In terms of my career preparation, I gained valuable practical experience and intercultural communication skills through our daily interviews and interactions with people. In particular, I had to learn how to engage with government officials and inquire about how decisions are made in the context of the Chinese system, while being sensitive to the cultural and political issues involved. I have already written about my experience in China for our Honors & Scholars publication. By the end of January, I plan to complete a short documentary that highlights the results of my research. But I will continue to work with the team on the construction of our project database, which will be finished in early spring. Formal presentations of our research will be made to our campus community and at the ASIANetwork conference in 2017.

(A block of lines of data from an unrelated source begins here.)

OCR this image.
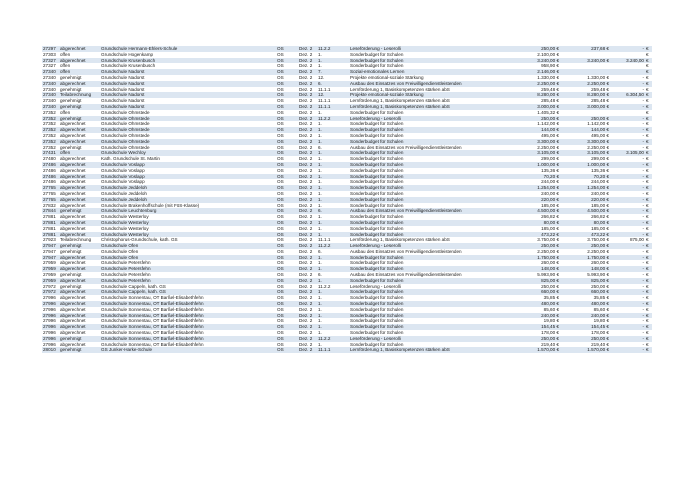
27297	abgerechnet	Grundschule Hermann-Ehlers-Schule	OS	Dez. 2	11.2.2	Leseförderung - Leserolli	250,00 €	237,68 €	-	€
27303	offen	Grundschule Hogenkamp	OS	Dez. 2	1.	Sonderbudget für Schulen	2.100,00 €			€
27327	abgerechnet	Grundschule Krusenbusch	OS	Dez. 2	1.	Sonderbudget für Schulen	3.240,00 €	3.240,00 €	3.240,00	€
27327	offen	Grundschule Krusenbusch	OS	Dez. 2	1.	Sonderbudget für Schulen	958,90 €			€
27340	offen	Grundschule Nadorst	OS	Dez. 2	7.	Sozial-emotionales Lernen	2.146,00 €			€
27340	genehmigt	Grundschule Nadorst	OS	Dez. 2	12.	Projekte emotional-soziale Stärkung	1.330,00 €	1.330,00 €	-	€
27340	abgerechnet	Grundschule Nadorst	OS	Dez. 2	6.	Ausbau des Einsatzes von Freiwilligendienstleistenden	2.250,00 €	2.250,00 €	-	€
27340	genehmigt	Grundschule Nadorst	OS	Dez. 2	11.1.1	Lernförderung 1, Basiskompetenzen stärken abS	259,48 €	259,48 €	-	€
27340	Teilabrechnung	Grundschule Nadorst	OS	Dez. 2	12.	Projekte emotional-soziale Stärkung	8.280,00 €	8.280,00 €	6.304,50	€
27340	genehmigt	Grundschule Nadorst	OS	Dez. 2	11.1.1	Lernförderung 1, Basiskompetenzen stärken abS	285,48 €	285,48 €	-	€
27340	genehmigt	Grundschule Nadorst	OS	Dez. 2	11.1.1	Lernförderung 1, Basiskompetenzen stärken abS	3.000,00 €	3.000,00 €	-	€
27352	offen	Grundschule Ohmstede	OS	Dez. 2	1.	Sonderbudget für Schulen	1.405,32 €			€
27352	genehmigt	Grundschule Ohmstede	OS	Dez. 2	11.2.2	Leseförderung - Leserolli	250,00 €	250,00 €	-	€
27352	abgerechnet	Grundschule Ohmstede	OS	Dez. 2	1.	Sonderbudget für Schulen	1.142,00 €	1.142,00 €	-	€
27352	abgerechnet	Grundschule Ohmstede	OS	Dez. 2	1.	Sonderbudget für Schulen	144,00 €	144,00 €	-	€
27352	abgerechnet	Grundschule Ohmstede	OS	Dez. 2	1.	Sonderbudget für Schulen	495,00 €	495,00 €	-	€
27352	abgerechnet	Grundschule Ohmstede	OS	Dez. 2	1.	Sonderbudget für Schulen	3.300,00 €	3.300,00 €	-	€
27352	genehmigt	Grundschule Ohmstede	OS	Dez. 2	6.	Ausbau des Einsatzes von Freiwilligendienstleistenden	2.250,00 €	2.250,00 €	-	€
27431	offen	Grundschule Wechloy	OS	Dez. 2	1.	Sonderbudget für Schulen	3.105,00 €	3.105,00 €	3.105,00	€
27480	abgerechnet	Kath. Grundschule St. Martin	OS	Dez. 2	1.	Sonderbudget für Schulen	299,00 €	299,00 €	-	€
27486	abgerechnet	Grundschule Voslapp	OS	Dez. 2	1.	Sonderbudget für Schulen	1.000,00 €	1.000,00 €	-	€
27486	abgerechnet	Grundschule Voslapp	OS	Dez. 2	1.	Sonderbudget für Schulen	135,36 €	135,36 €	-	€
27486	abgerechnet	Grundschule Voslapp	OS	Dez. 2	1.	Sonderbudget für Schulen	70,20 €	70,20 €	-	€
27486	abgerechnet	Grundschule Voslapp	OS	Dez. 2	1.	Sonderbudget für Schulen	244,00 €	244,00 €	-	€
27765	abgerechnet	Grundschule Jeddeloh	OS	Dez. 2	1.	Sonderbudget für Schulen	1.254,00 €	1.254,00 €	-	€
27765	abgerechnet	Grundschule Jeddeloh	OS	Dez. 2	1.	Sonderbudget für Schulen	240,00 €	240,00 €	-	€
27765	abgerechnet	Grundschule Jeddeloh	OS	Dez. 2	1.	Sonderbudget für Schulen	220,00 €	220,00 €	-	€
27832	abgerechnet	Grundschule Brakenhoffschule (mit FöS-Klasse)	OS	Dez. 2	1.	Sonderbudget für Schulen	185,00 €	185,00 €	-	€
27844	genehmigt	Grundschule Leuchtenburg	OS	Dez. 2	6.	Ausbau des Einsatzes von Freiwilligendienstleistenden	4.500,00 €	4.500,00 €	-	€
27881	abgerechnet	Grundschule Westerloy	OS	Dez. 2	1.	Sonderbudget für Schulen	266,82 €	266,82 €	-	€
27881	abgerechnet	Grundschule Westerloy	OS	Dez. 2	1.	Sonderbudget für Schulen	80,00 €	80,00 €	-	€
27881	abgerechnet	Grundschule Westerloy	OS	Dez. 2	1.	Sonderbudget für Schulen	185,00 €	185,00 €	-	€
27881	abgerechnet	Grundschule Westerloy	OS	Dez. 2	1.	Sonderbudget für Schulen	473,22 €	473,22 €	-	€
27923	Teilabrechnung	Christophorus-Grundschule, kath. GS	OS	Dez. 2	11.1.1	Lernförderung 1, Basiskompetenzen stärken abS	3.750,00 €	3.750,00 €	875,00	€
27947	genehmigt	Grundschule Ofen	OS	Dez. 2	11.2.2	Leseförderung - Leserolli	250,00 €	250,00 €	-	€
27947	genehmigt	Grundschule Ofen	OS	Dez. 2	6.	Ausbau des Einsatzes von Freiwilligendienstleistenden	2.250,00 €	2.250,00 €	-	€
27947	abgerechnet	Grundschule Ofen	OS	Dez. 2	1.	Sonderbudget für Schulen	1.750,00 €	1.750,00 €	-	€
27959	abgerechnet	Grundschule Petersfehn	OS	Dez. 2	1.	Sonderbudget für Schulen	260,00 €	260,00 €	-	€
27959	abgerechnet	Grundschule Petersfehn	OS	Dez. 2	1.	Sonderbudget für Schulen	148,00 €	148,00 €	-	€
27959	genehmigt	Grundschule Petersfehn	OS	Dez. 2	6.	Ausbau des Einsatzes von Freiwilligendienstleistenden	5.993,90 €	5.993,90 €	-	€
27959	abgerechnet	Grundschule Petersfehn	OS	Dez. 2	1.	Sonderbudget für Schulen	825,00 €	825,00 €	-	€
27972	genehmigt	Grundschule Cappeln, kath. GS	OS	Dez. 2	11.2.2	Leseförderung - Leserolli	250,00 €	250,00 €	-	€
27972	abgerechnet	Grundschule Cappeln, kath. GS	OS	Dez. 2	1.	Sonderbudget für Schulen	660,00 €	660,00 €	-	€
27996	abgerechnet	Grundschule Sonnentau, OT Barßel-Elisabethfehn	OS	Dez. 2	1.	Sonderbudget für Schulen	35,85 €	35,85 €	-	€
27996	abgerechnet	Grundschule Sonnentau, OT Barßel-Elisabethfehn	OS	Dez. 2	1.	Sonderbudget für Schulen	480,00 €	480,00 €	-	€
27996	abgerechnet	Grundschule Sonnentau, OT Barßel-Elisabethfehn	OS	Dez. 2	1.	Sonderbudget für Schulen	85,60 €	85,60 €	-	€
27996	abgerechnet	Grundschule Sonnentau, OT Barßel-Elisabethfehn	OS	Dez. 2	1.	Sonderbudget für Schulen	240,00 €	240,00 €	-	€
27996	abgerechnet	Grundschule Sonnentau, OT Barßel-Elisabethfehn	OS	Dez. 2	1.	Sonderbudget für Schulen	19,80 €	19,80 €	-	€
27996	abgerechnet	Grundschule Sonnentau, OT Barßel-Elisabethfehn	OS	Dez. 2	1.	Sonderbudget für Schulen	154,45 €	154,45 €	-	€
27996	abgerechnet	Grundschule Sonnentau, OT Barßel-Elisabethfehn	OS	Dez. 2	1.	Sonderbudget für Schulen	178,00 €	178,00 €	-	€
27996	genehmigt	Grundschule Sonnentau, OT Barßel-Elisabethfehn	OS	Dez. 2	11.2.2	Leseförderung - Leserolli	250,00 €	250,00 €	-	€
27996	abgerechnet	Grundschule Sonnentau, OT Barßel-Elisabethfehn	OS	Dez. 2	1.	Sonderbudget für Schulen	219,40 €	219,40 €	-	€
28010	genehmigt	GS Junker-Harke-Schule	OS	Dez. 2	11.1.1	Lernförderung 1, Basiskompetenzen stärken abS	1.570,00 €	1.570,00 €	-	€
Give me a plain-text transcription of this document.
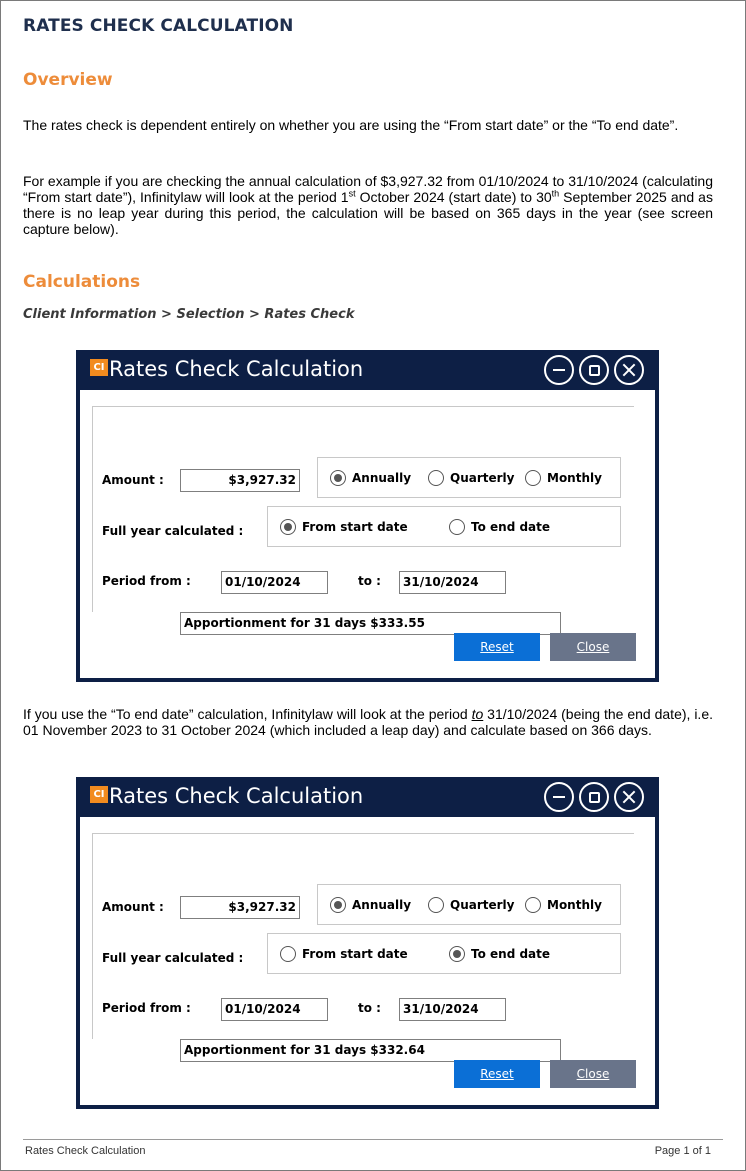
RATES CHECK CALCULATION
Overview

The rates check is dependent entirely on whether you are using the “From start date” or the “To end date”.

For example if you are checking the annual calculation of $3,927.32 from 01/10/2024 to 31/10/2024 (calculating “From start date”), Infinitylaw will look at the period 1st October 2024 (start date) to 30th September 2025 and as there is no leap year during this period, the calculation will be based on 365 days in the year (see screen capture below).

Calculations
Client Information > Selection > Rates Check
CI Rates Check Calculation
Amount :	$3,927.32	Annually	Quarterly	Monthly
Full year calculated :	From start date	To end date
Period from :	01/10/2024	to :	31/10/2024
Apportionment for 31 days $333.55
Reset	Close

If you use the “To end date” calculation, Infinitylaw will look at the period to 31/10/2024 (being the end date), i.e. 01 November 2023 to 31 October 2024 (which included a leap day) and calculate based on 366 days.

CI Rates Check Calculation
Amount :	$3,927.32	Annually	Quarterly	Monthly
Full year calculated :	From start date	To end date
Period from :	01/10/2024	to :	31/10/2024
Apportionment for 31 days $332.64
Reset	Close
Rates Check Calculation	Page 1 of 1
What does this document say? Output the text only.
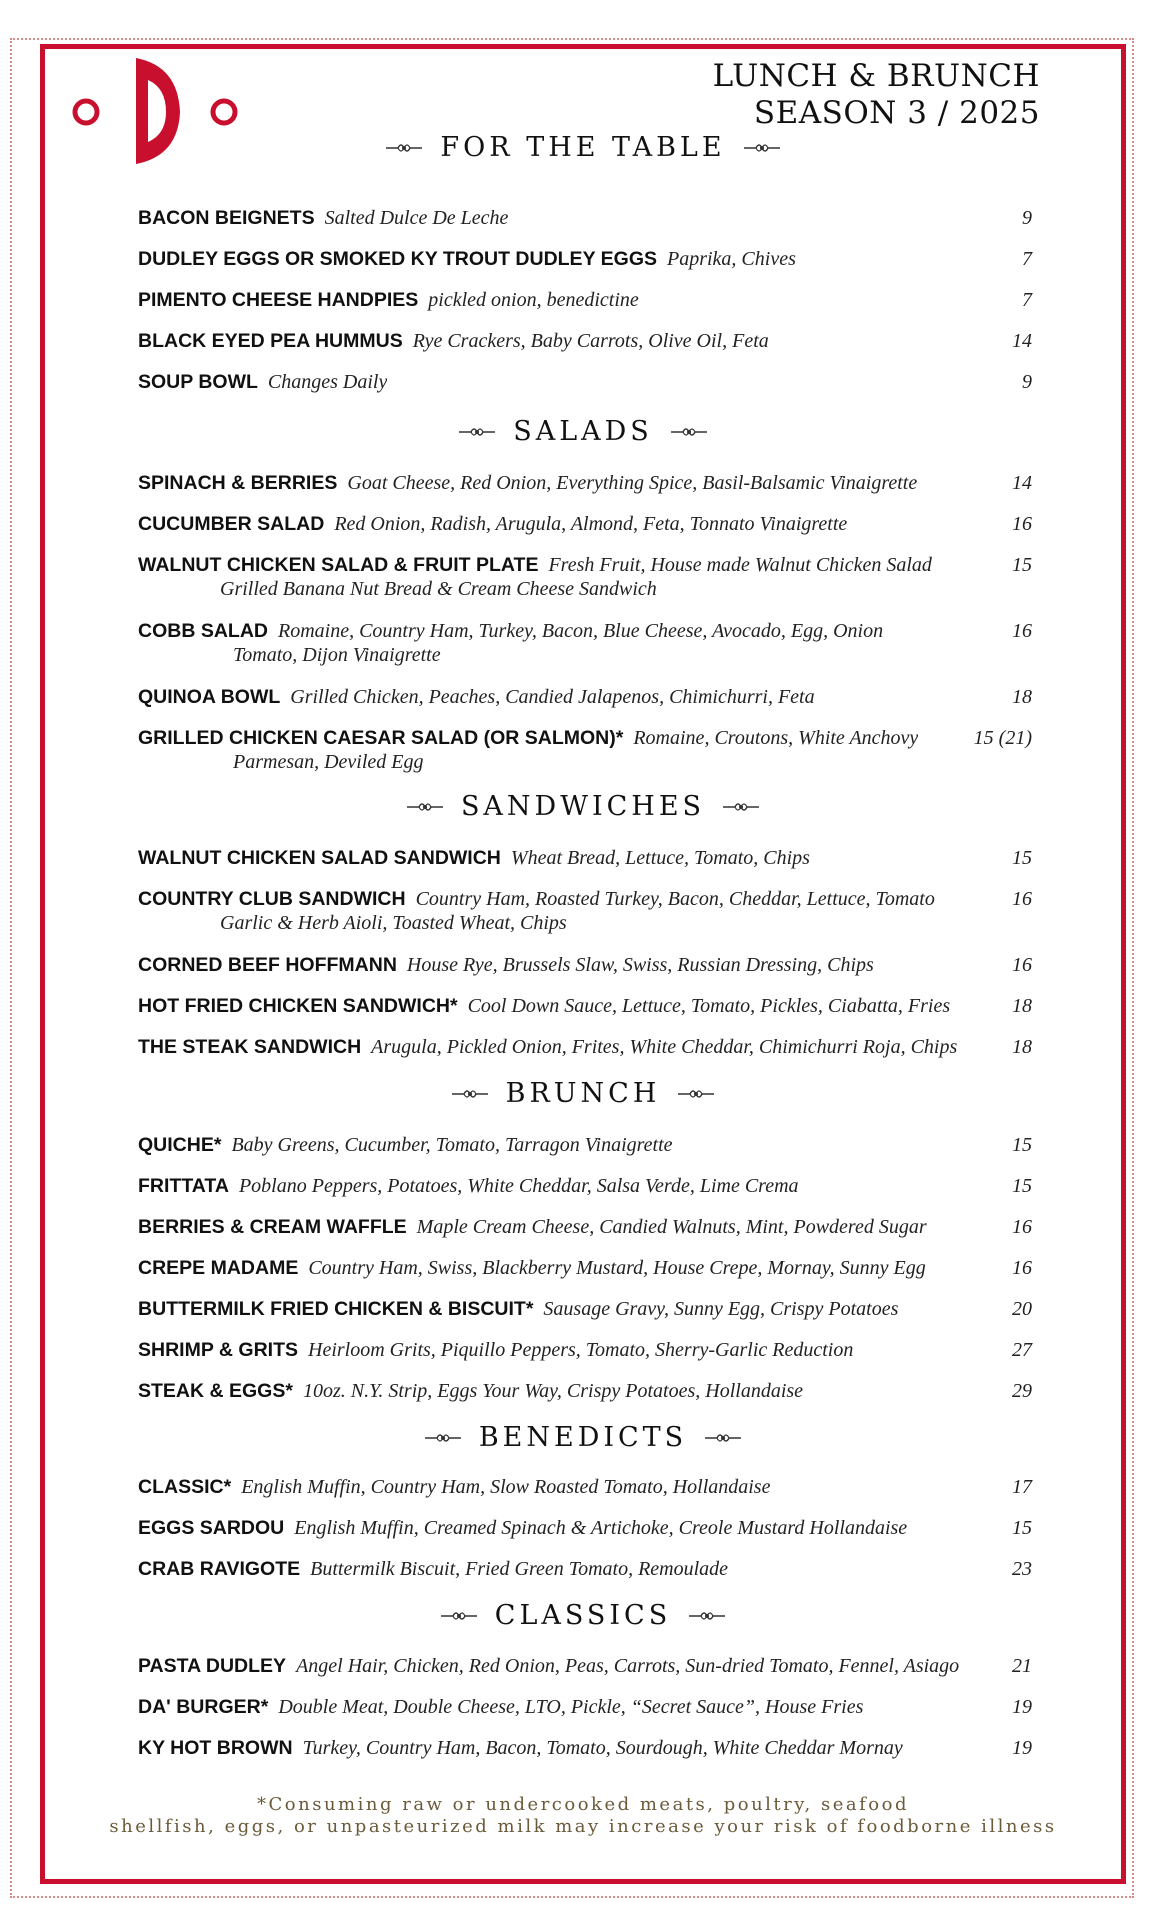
LUNCH & BRUNCH
SEASON 3 / 2025
FOR THE TABLE
BACON BEIGNETS Salted Dulce De Leche	9
DUDLEY EGGS OR SMOKED KY TROUT DUDLEY EGGS Paprika, Chives	7
PIMENTO CHEESE HANDPIES pickled onion, benedictine	7
BLACK EYED PEA HUMMUS Rye Crackers, Baby Carrots, Olive Oil, Feta	14
SOUP BOWL Changes Daily	9
SALADS
SPINACH & BERRIES Goat Cheese, Red Onion, Everything Spice, Basil-Balsamic Vinaigrette	14
CUCUMBER SALAD Red Onion, Radish, Arugula, Almond, Feta, Tonnato Vinaigrette	16
WALNUT CHICKEN SALAD & FRUIT PLATE Fresh Fruit, House made Walnut Chicken Salad	15
Grilled Banana Nut Bread & Cream Cheese Sandwich
COBB SALAD Romaine, Country Ham, Turkey, Bacon, Blue Cheese, Avocado, Egg, Onion	16
Tomato, Dijon Vinaigrette
QUINOA BOWL Grilled Chicken, Peaches, Candied Jalapenos, Chimichurri, Feta	18
GRILLED CHICKEN CAESAR SALAD (OR SALMON)* Romaine, Croutons, White Anchovy	15 (21)
Parmesan, Deviled Egg
SANDWICHES
WALNUT CHICKEN SALAD SANDWICH Wheat Bread, Lettuce, Tomato, Chips	15
COUNTRY CLUB SANDWICH Country Ham, Roasted Turkey, Bacon, Cheddar, Lettuce, Tomato	16
Garlic & Herb Aioli, Toasted Wheat, Chips
CORNED BEEF HOFFMANN House Rye, Brussels Slaw, Swiss, Russian Dressing, Chips	16
HOT FRIED CHICKEN SANDWICH* Cool Down Sauce, Lettuce, Tomato, Pickles, Ciabatta, Fries	18
THE STEAK SANDWICH Arugula, Pickled Onion, Frites, White Cheddar, Chimichurri Roja, Chips	18
BRUNCH
QUICHE* Baby Greens, Cucumber, Tomato, Tarragon Vinaigrette	15
FRITTATA Poblano Peppers, Potatoes, White Cheddar, Salsa Verde, Lime Crema	15
BERRIES & CREAM WAFFLE Maple Cream Cheese, Candied Walnuts, Mint, Powdered Sugar	16
CREPE MADAME Country Ham, Swiss, Blackberry Mustard, House Crepe, Mornay, Sunny Egg	16
BUTTERMILK FRIED CHICKEN & BISCUIT* Sausage Gravy, Sunny Egg, Crispy Potatoes	20
SHRIMP & GRITS Heirloom Grits, Piquillo Peppers, Tomato, Sherry-Garlic Reduction	27
STEAK & EGGS* 10oz. N.Y. Strip, Eggs Your Way, Crispy Potatoes, Hollandaise	29
BENEDICTS
CLASSIC* English Muffin, Country Ham, Slow Roasted Tomato, Hollandaise	17
EGGS SARDOU English Muffin, Creamed Spinach & Artichoke, Creole Mustard Hollandaise	15
CRAB RAVIGOTE Buttermilk Biscuit, Fried Green Tomato, Remoulade	23
CLASSICS
PASTA DUDLEY Angel Hair, Chicken, Red Onion, Peas, Carrots, Sun-dried Tomato, Fennel, Asiago	21
DA' BURGER* Double Meat, Double Cheese, LTO, Pickle, “Secret Sauce”, House Fries	19
KY HOT BROWN Turkey, Country Ham, Bacon, Tomato, Sourdough, White Cheddar Mornay	19
*Consuming raw or undercooked meats, poultry, seafood
shellfish, eggs, or unpasteurized milk may increase your risk of foodborne illness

Although Wutai Shan and Yungang Grottoes are both inscribed as UNESCO world heritage, there are distinctive features that set them apart. Mt. Wutai is a living pilgrimage site, with major temples and a monastic community. Yungang Grottoes is also an ancient Buddhist sacred site, but it is classified as a Cultural Landscape with tangible assets of hundreds of caves and tens of thousands of wall carvings and statues. Throughout our field study, we collaborated with government officials and academic researchers, who gave us ample assistance. The government gave us special access to the sites, and faculty from various departments at Taiyuan University gave us presentations of their research on the history and preservation of Chinese relics.
My main focus was to learn how school-age children are educated about the environmental issues affecting the preservation of these cultural heritage sites. Preliminary research indicated that current efforts to educate the general public are confined to materials that are mainly historical in nature or created specifically for tourism. They do not touch on the environmental issues or details of the preservation work. My research in China confirmed this. Although many student groups make field trips to the sites throughout the year, the educational materials and tours do not really address the environmental issues. Perhaps this is so because of the political implications. Nor is there any formal community outreach or partnership with local K-12 schools for either site at the present time, even though education is an essential part of heritage preservation, and key to protecting the future of these cultural treasures.
During the trip, I collaborated with team members to collect information that will be used to educate the general public about the challenges involved in preserving fragile cultural relics. As a future secondary education teacher, I am focusing right now on creating instructional materials that are suitable for a younger audience.
The opportunity to participate in this project has definitely helped me gain valuable practical experience in formulating and designing the sort of instructional materials I will use in my career as an educator in earth and environmental science.